Au titre de la concertation avec les parties prenantes concernant le mécanisme d'alerte : pour mémoire, selon la loi, le plan de vigilance doit comporter « un mécanisme d'alerte et de recueil des signalements relatifs à l'existence ou à la réalisation des risques établi en concertation avec les organisations syndicales représentatives ». Selon la Cour d'appel, l'élaboration en concertation diffère d'une simple consultation sur un projet et requiert une transmission d'éléments d'informations et un échange de points de vue et de proposition sur la rédaction du contenu et la mise en œuvre du mécanisme à établir, en vue, et donc en amont, de son élaboration.
Au titre de la publication d'un dispositif de suivi des mesures de vigilance : la Cour d'appel souligne que si la loi ne donne aucune précision quant à la forme du compte rendu de la mise en œuvre effective du plan de vigilance, il n'en demeure pas moins que son contenu doit être le reflet de ce qui est attendu du plan de vigilance et en lien étroit avec les mesures du plan qui le précèdent.
Cet arrêt de la Cour d'appel de Paris était très attendu, tout comme l'était le jugement de première instance : il s'agit des deux seules décisions s'étant prononcé sur le fond relativement au devoir de vigilance.
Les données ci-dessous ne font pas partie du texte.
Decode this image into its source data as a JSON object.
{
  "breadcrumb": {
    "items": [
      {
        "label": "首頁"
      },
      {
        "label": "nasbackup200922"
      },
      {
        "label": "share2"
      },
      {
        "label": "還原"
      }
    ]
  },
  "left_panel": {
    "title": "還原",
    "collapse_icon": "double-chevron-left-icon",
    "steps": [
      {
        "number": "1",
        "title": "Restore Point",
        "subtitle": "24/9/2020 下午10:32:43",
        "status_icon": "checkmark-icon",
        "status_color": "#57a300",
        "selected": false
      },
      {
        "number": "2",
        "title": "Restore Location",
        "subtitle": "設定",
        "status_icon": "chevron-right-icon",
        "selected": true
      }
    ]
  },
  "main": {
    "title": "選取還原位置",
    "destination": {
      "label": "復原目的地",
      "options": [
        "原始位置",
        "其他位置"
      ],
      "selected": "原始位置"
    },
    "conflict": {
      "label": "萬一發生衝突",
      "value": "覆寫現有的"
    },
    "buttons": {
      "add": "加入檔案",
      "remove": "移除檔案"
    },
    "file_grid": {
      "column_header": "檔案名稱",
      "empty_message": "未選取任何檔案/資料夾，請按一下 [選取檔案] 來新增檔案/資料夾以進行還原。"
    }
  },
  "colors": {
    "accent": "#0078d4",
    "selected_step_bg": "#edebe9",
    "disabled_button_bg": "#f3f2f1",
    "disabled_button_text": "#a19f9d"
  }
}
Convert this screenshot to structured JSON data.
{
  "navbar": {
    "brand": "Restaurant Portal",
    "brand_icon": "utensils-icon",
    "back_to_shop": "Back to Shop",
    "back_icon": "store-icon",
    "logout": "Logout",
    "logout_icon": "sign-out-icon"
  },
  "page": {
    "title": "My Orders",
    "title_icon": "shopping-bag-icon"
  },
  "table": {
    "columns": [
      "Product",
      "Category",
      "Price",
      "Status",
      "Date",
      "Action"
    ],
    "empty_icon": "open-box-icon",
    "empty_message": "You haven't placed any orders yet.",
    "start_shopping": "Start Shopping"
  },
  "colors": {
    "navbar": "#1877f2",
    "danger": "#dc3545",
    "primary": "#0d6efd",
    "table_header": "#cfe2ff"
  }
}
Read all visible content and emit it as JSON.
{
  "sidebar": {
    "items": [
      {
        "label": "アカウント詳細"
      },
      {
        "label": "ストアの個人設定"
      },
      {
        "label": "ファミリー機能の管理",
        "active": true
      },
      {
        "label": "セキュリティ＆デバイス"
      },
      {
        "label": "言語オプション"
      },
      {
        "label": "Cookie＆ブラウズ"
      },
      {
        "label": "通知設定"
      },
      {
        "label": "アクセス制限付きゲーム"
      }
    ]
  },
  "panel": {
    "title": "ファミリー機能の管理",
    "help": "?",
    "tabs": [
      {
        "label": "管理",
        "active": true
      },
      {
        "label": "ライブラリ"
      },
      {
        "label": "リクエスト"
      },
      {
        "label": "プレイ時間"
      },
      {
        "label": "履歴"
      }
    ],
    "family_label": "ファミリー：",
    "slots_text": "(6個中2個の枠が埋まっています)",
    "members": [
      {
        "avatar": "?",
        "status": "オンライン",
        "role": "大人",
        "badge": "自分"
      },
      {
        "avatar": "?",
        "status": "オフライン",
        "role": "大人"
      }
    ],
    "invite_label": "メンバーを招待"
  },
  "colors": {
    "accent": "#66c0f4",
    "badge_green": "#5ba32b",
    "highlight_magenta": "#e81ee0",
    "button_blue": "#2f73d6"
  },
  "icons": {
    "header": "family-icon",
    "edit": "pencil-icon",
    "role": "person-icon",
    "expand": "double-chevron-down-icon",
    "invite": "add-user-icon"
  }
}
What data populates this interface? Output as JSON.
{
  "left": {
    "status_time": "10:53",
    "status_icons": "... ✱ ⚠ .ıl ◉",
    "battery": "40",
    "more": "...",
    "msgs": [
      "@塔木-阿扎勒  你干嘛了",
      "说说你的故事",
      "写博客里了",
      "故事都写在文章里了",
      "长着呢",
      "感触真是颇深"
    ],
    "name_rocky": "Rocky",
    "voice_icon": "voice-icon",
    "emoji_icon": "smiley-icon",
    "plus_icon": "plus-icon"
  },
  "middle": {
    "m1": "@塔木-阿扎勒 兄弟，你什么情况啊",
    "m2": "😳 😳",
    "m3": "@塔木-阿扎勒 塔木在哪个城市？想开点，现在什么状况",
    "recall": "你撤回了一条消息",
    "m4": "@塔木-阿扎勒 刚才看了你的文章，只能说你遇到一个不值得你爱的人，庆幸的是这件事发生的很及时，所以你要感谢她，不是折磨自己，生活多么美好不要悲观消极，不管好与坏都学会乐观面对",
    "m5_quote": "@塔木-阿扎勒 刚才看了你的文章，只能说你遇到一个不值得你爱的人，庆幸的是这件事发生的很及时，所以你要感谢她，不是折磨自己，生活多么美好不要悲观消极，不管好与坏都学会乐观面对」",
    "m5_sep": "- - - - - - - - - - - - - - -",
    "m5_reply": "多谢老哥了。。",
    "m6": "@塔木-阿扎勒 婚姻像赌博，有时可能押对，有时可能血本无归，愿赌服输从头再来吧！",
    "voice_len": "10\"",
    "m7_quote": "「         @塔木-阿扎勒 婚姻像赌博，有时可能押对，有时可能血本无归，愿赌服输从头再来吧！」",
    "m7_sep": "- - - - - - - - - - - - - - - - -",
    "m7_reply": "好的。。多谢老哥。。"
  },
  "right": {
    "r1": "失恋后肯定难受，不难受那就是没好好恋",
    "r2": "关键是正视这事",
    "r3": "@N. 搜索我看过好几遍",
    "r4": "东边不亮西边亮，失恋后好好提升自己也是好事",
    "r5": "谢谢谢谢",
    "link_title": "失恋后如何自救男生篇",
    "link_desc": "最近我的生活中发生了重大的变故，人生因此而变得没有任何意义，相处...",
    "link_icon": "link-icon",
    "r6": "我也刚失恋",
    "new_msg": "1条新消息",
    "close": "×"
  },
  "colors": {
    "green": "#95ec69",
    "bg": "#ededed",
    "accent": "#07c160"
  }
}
Au-delà de la confirmation faite à La Poste d'avoir à modifier son plan de vigilance, force est de constater que l'arrêt de la Cour d'appel de Paris du 17 juin 2024 apporte des précisions importantes et rectificatives sur plusieurs points structurants du plan de vigilance.
Responsabilité
L'article 1254 du Code civil, entré en vigueur le 3 mai 2025, marque un tournant majeur dans le droit français de la responsabilité civile, en introduisant la faute lucrative comme fondement d'une sanction civile à visée répressive. Ce texte, issu de la loi n°2025-391 du 30 avril 2025 introduisant une procédure unifiée pour les actions de groupe devant les juridictions judiciaires et administratives, rompt avec la finalité exclusivement réparatrice du droit civil pour intégrer une logique de prévention et de régulation, jusque-là étrangère à ce champ.
L'article 1254 impose des conditions d'application restrictives et cumulatives. Seules les fautes lucratives, commises dans un cadre professionnel et ayant causé un dommage collectif, peuvent donner lieu à cette amende civile. Le texte exige une faute intentionnelle, une finalité lucrative, des dommages « sériels », et un cadre professionnel. Ce dispositif vise à éviter l'instrumentalisation opportuniste de la responsabilité civile tout en ciblant des comportements systématiques, économiquement nocifs.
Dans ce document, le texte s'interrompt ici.